With the 2020 election drawing closer, many of the Democratic presidential candidates have fought to distinguish themselves by publishing blueprints of policies that they would implement once in office. Elizabeth Warren (D-MA) and Bernie Sanders (D-VT) are two of the candidates who have promised to combat wealth inequality by addressing the issues of student loan debt and the high cost of college tuition. They have proposed to forgive a portion of student loan debt for students whose annual income does not exceed $250,000 and provide free college tuition for all students who attend public universities.

In theory, this is a brilliant plan. Removing the burden of student loan debt that unfairly penalizes families who cannot afford tuition would be a historic step towards leveling the playing field in higher education. However, eliminating the cost of tuition at every US university and forgiving nearly all student debt would create two significant issues: 1) a costly new public entitlement program, and 2) the likely devaluation of public university degrees by creating a tremendous increase in the number of public degree holders. 

The $1.56 trillion dollar price tag on forgiving student debt and the estimated annual cost of $70 billion to cover tuition at public universities would result in significant financial stress on federal and state governments. The proposed plans from presidential candidates such as Bernie Sanders also detail that the federal government would only pay for two-thirds of the annual cost, leaving states to cover the balance. Many state governments are already facing serious financial issues and the federal government is burdened with increasing annual deficits and underfunded existing entitlements such as social security. Adding another costly program would be extremely challenging and ill-advised.  

Another issue is that not every university in the United States is a public university. Schools like Stanford and Santa Clara are private universities, so they would not be required to eliminate the cost of tuition for students. By making all public universities free, some private school students would opt for receiving a (free) public education instead of paying for a similar, yet much more expensive private education.

With an increase in the number of students attending state colleges, the number of state college degrees would increase significantly, potentially causing the value of a degree from a public state school to decrease on a relative scale. The economics law of supply and demand would predict that as the supply of workers with public university degrees increases, the demand for these graduates would lag and therefore the market value of a citizen with a degree from a public university would decrease while the value of a graduate from a private college would increase. 

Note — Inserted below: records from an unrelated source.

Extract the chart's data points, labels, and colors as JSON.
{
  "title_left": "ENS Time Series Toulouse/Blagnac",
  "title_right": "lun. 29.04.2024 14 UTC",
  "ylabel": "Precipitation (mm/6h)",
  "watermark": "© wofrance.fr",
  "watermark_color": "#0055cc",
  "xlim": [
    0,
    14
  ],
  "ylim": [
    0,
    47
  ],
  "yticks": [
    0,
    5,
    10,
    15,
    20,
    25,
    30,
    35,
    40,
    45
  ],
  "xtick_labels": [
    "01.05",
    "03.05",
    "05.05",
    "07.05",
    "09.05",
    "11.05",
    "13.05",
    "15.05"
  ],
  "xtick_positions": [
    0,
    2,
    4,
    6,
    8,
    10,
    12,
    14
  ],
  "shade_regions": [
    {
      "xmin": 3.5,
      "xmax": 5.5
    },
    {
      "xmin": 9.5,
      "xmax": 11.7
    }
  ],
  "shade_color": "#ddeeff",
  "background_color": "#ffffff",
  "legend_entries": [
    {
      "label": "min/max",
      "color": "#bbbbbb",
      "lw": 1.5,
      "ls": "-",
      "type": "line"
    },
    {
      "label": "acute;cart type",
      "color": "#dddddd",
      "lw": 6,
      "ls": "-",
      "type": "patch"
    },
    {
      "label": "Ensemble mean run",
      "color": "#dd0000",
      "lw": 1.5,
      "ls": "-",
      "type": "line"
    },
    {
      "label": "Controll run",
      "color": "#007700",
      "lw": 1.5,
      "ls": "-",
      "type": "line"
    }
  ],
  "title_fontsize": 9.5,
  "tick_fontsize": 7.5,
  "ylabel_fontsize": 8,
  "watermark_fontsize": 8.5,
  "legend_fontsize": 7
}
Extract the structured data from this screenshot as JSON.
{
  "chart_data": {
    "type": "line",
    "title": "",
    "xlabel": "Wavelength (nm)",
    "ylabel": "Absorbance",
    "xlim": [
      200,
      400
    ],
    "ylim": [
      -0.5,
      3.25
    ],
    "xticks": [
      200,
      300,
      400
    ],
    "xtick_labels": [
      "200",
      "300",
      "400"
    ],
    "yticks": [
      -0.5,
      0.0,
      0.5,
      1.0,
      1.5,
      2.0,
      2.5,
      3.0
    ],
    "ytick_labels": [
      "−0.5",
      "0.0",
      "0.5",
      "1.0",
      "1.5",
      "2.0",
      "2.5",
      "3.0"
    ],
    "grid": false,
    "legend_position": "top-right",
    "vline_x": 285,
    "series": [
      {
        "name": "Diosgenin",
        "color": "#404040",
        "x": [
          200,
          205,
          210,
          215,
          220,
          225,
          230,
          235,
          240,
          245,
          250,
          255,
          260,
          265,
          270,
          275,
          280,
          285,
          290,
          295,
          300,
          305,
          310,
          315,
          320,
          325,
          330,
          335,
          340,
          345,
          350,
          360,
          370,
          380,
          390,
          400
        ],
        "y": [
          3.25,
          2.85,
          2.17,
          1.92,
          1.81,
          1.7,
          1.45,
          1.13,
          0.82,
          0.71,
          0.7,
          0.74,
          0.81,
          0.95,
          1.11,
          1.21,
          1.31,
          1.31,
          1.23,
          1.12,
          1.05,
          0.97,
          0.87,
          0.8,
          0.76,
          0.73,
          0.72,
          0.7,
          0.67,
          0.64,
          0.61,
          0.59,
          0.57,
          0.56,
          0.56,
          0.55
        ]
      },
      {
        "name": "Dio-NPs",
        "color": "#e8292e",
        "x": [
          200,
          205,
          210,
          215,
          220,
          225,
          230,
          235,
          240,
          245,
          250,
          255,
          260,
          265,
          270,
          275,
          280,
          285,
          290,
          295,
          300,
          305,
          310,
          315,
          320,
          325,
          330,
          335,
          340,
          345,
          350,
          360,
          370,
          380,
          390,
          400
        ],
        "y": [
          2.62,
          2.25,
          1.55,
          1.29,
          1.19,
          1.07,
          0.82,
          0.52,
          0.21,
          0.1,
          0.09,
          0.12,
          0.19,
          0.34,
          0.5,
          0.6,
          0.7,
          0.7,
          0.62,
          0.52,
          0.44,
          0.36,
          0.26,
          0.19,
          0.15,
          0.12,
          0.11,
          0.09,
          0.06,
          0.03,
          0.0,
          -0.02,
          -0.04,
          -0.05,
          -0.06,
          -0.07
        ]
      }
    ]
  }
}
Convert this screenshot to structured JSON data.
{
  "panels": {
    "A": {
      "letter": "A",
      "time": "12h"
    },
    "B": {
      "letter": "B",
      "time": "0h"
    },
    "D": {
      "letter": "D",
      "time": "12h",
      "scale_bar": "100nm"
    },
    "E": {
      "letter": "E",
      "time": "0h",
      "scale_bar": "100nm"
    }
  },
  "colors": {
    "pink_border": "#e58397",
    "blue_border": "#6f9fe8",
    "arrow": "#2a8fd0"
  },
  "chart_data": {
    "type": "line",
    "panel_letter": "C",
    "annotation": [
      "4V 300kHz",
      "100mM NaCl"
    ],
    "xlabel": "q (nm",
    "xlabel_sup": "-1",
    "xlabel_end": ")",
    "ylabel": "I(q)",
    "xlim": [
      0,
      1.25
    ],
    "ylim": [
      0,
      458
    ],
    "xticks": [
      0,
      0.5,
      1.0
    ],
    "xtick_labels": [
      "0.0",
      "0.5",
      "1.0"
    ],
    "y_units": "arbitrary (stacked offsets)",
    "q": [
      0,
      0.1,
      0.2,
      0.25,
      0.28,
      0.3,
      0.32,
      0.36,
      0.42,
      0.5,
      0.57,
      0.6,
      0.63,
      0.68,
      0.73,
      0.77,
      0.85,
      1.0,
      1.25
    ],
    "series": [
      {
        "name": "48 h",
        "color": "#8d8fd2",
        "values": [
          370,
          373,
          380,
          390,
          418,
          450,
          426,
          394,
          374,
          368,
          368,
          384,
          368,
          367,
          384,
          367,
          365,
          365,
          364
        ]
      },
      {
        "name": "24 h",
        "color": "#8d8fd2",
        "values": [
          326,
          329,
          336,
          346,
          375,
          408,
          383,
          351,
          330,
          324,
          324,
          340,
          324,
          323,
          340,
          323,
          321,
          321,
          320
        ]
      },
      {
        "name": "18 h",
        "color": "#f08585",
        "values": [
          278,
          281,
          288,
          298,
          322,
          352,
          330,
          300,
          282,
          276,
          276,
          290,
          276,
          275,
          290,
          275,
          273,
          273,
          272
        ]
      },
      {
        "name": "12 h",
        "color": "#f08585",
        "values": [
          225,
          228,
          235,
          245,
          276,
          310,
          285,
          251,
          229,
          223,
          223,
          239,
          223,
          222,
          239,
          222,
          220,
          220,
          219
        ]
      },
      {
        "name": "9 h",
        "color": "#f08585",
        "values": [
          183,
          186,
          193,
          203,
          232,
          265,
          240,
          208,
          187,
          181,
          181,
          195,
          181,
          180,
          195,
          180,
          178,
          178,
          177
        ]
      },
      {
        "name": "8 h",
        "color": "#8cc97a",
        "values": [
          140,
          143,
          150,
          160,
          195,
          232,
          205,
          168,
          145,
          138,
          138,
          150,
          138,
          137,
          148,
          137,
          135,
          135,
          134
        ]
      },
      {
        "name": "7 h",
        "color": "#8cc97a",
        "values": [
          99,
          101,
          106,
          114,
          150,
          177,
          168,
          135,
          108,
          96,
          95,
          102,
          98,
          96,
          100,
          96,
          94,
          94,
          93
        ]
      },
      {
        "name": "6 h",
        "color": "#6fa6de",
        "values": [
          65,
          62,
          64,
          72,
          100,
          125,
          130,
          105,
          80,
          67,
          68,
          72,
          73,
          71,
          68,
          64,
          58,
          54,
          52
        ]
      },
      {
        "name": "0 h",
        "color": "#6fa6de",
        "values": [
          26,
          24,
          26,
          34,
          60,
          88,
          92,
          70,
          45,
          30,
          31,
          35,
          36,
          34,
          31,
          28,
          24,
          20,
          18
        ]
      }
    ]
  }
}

Making public college tuition-free would certainly ensure that wealthier students who can afford to pay full tuition would no longer have an advantage over students who need student loans. Instead, their advantage would come from their ability to afford and attend expensive private universities and receive a degree with more value due to its relative scarcity. Thus, the students who come from wealthier backgrounds would be able to get higher-paying jobs. Instead of achieving the intended goal of decreasing wealth inequality, the plan to provide free tuition to all would have the unintended consequence of accentuating the inequality. 

College education needs to be more financially accessible, but debt-free, tuition free college is not the answer. A reasonable solution could be to create a finite number of new, government-funded scholarships available for students attending public or private universities. This plan would reduce some of the financial obstacles for college students and avoid the potential devaluation of public degrees, while minimizing the financial burden on the government. Additionally, by making these scholarships available only to those for whom cost is a barrier to attending college, wealthier students would not benefit from this program, so the goal of reducing the impact of wealth inequality on the accessibility of college would be achieved.